This implementation will probably run out of memory
on large already ordered arrays.
If the array is in order prior to sorting,
then (x-t)/sz will be equal to count - 1
and you'll wind up with about count - 1, levels of recursion.
If count is large, the function could crash the program.

As I said, trying to make this a useable qsort was not my intention in any
way. I'm aware of ways to improve worst case performance of the quicksort
algorithm (median of three/five, randomization...), but the sole purpose of
this attempt was to make a generic function, since I haven't done this yet
:)

Nov 14 '05 #6

Michael Wojcik

In article <cj**********@infosun2.rus.uni-stuttgart.de>, Michael Mair <ma********************@ians.uni-stuttgart.de> writes:

[Quoting pete <pf*****@mindspring.com> in message
<41**********@mindspring.com>. Please fix your newsreader to insert
proper attributions.]
The behavior of qsort with a bogus compare routine, is undefined,
so what's the point?

Testing.

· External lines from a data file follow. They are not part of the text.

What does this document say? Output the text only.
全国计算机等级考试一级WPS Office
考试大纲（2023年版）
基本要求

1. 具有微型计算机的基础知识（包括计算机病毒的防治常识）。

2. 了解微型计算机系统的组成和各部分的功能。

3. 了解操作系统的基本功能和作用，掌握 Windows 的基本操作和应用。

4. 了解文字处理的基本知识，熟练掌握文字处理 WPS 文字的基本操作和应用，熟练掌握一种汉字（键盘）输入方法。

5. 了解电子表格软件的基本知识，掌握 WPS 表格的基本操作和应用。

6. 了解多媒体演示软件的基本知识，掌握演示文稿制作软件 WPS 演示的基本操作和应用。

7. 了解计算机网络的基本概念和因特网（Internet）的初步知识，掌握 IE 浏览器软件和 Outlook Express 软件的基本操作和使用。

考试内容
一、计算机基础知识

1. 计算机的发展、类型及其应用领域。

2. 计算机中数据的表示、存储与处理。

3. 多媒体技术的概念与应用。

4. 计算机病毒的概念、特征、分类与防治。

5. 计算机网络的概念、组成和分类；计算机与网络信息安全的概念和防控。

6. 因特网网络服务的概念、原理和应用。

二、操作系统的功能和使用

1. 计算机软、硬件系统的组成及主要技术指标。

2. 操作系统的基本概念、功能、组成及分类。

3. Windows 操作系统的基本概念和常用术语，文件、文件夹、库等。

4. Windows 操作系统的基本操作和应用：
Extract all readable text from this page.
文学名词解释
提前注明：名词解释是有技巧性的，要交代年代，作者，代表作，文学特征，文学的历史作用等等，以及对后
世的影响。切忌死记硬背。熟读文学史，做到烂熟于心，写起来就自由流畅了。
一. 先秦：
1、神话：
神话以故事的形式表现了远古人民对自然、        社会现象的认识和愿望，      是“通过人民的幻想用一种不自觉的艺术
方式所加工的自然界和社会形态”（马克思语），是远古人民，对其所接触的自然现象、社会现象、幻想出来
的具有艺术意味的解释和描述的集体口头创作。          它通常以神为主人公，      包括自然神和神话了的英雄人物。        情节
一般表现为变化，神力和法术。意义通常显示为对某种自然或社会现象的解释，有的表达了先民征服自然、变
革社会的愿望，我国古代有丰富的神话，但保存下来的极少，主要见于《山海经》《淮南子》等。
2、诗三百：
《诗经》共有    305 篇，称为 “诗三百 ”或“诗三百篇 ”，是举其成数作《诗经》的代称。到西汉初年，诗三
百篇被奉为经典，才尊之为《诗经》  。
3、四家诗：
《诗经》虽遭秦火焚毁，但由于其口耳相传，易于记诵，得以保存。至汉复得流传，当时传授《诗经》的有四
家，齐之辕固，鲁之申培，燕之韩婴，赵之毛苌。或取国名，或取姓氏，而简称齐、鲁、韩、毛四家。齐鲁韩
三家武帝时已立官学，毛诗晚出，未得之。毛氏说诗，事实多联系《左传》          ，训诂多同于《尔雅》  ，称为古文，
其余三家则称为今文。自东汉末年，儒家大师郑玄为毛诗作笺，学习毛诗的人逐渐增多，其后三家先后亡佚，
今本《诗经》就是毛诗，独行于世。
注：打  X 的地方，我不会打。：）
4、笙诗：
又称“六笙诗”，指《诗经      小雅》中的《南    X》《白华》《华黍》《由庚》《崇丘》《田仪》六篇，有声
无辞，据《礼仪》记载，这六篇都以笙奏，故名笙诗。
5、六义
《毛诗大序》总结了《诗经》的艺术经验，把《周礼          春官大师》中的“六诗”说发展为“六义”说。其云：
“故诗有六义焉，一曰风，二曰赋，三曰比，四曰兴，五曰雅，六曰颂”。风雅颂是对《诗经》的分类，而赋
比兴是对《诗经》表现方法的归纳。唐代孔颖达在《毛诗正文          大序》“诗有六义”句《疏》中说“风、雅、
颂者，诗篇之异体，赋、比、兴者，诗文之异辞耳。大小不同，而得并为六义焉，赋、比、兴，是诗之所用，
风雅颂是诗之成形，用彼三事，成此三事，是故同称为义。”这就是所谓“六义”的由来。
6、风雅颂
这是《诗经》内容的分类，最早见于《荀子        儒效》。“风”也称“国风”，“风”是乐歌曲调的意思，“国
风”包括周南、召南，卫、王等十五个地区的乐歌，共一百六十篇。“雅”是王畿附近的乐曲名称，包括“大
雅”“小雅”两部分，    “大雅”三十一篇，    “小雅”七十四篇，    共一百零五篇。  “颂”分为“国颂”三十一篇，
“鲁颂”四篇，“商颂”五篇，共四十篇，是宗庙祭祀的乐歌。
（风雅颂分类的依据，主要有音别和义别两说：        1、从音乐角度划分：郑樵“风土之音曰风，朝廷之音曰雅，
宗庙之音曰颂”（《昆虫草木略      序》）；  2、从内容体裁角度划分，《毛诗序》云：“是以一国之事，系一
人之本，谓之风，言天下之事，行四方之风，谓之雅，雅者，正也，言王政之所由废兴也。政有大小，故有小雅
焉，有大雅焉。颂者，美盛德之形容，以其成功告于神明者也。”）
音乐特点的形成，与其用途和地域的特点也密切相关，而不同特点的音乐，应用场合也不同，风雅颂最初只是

You do not want to get a segfault (or its undetected friends)
when a slightly faulty cmp() is provided.

There is a QoI issue here, but it's not clear that handling broken
comparison routines is the proper answer. That could have a
significant adverse effect on performance, which is probably one
of the reasons why the Standard makes a broken comparison routine
UB, rather than requiring implementations to, say, signal an error
in some fashion.

I've seen reports of commercial qsort implementations crashing if
given a broken comparison routine, and the response they've elicited
from other developers has generally been that the comparison routine
should be fixed, not that the qsort implementation should be made
more tolerant.

The C standard library generally favors efficiency over safety. We
may approve or disapprove, but trying to fix that in one particular
case is probably not worth any great effort. Someone who passes a
bad comparison routine to qsort will make a similar error with some
other library function elsewhere.

--
Michael Wojcik mi************@microfocus.com

"We are facing a dire shortage of clowns," said Erickson, also known as
Jingles.

Nov 14 '05 #7

Gordon Burditt

>> > The behavior of qsort with a bogus compare routine, is undefined,

> so what's the point?
Testing. You do not want to get a segfault (or its undetected friends)
when a slightly faulty cmp() is provided.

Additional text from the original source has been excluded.